Но король беспокоился не только о пышности и торжественности приема. Главное, что беспокоило его, – как бы посланники Франции и Австрии не превзошли его самого во внимании к Павлу и его свите, как бы не отвлекли русских гостей, доставляя им различные удовольствия, как бы не внушили им мысли и чувства, которые противоречили бы его интересам.

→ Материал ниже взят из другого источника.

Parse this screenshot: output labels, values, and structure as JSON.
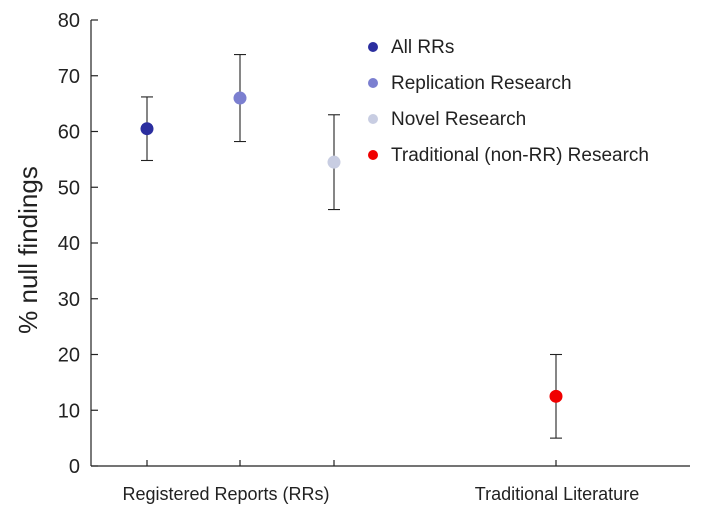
{
  "chart_data": {
    "type": "scatter",
    "ylabel": "% null findings",
    "ylim": [
      0,
      80
    ],
    "yticks": [
      0,
      10,
      20,
      30,
      40,
      50,
      60,
      70,
      80
    ],
    "groups": [
      "Registered Reports (RRs)",
      "Traditional Literature"
    ],
    "series": [
      {
        "name": "All RRs",
        "group": "Registered Reports (RRs)",
        "value": 60.5,
        "ci": [
          54.8,
          66.2
        ],
        "color": "#2b2e9f"
      },
      {
        "name": "Replication Research",
        "group": "Registered Reports (RRs)",
        "value": 66.0,
        "ci": [
          58.2,
          73.8
        ],
        "color": "#7b7fd0"
      },
      {
        "name": "Novel Research",
        "group": "Registered Reports (RRs)",
        "value": 54.5,
        "ci": [
          46.0,
          63.0
        ],
        "color": "#c8cde2"
      },
      {
        "name": "Traditional (non-RR) Research",
        "group": "Traditional Literature",
        "value": 12.5,
        "ci": [
          5.0,
          20.0
        ],
        "color": "#f00000"
      }
    ],
    "legend_position": "top-right",
    "grid": false
  }
}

Он уже предвидел, что эти хитрецы могут расставить некие ловушки, избегнуть которые можно лишь устройством ежедневных праздников, торжественных обедов и ужинов.
– Всех наших русских гостей надо оградить от австрийских и французских когтей, – напрямик говорил Фридрих графу Финкенштейну.
…И вот, преодолев все многочисленные неудобства и лишения, Фридрих II радостно улыбается при виде юного обворожительного наследника русского престола.
Принц Генрих представил великого князя своему брату.
– Государь, – сказал Павел Петрович, – причины, которые привели меня с дальнего севера к этим счастливым странам, заключаются в желании уверить Вас в дружбе, которая должна соединять Россию и Пруссию, и нетерпение увидеть принцессу, предназначенную для восшествия на престол российский. Принимая ее из Ваших рук, я заявляю, что эта принцесса тем более любима будет и мною и народом, над которым она будет царствовать. Наконец достиг я того, чего уже давно желал: я могу видеть величайшего героя, удивление нашего века и потомства.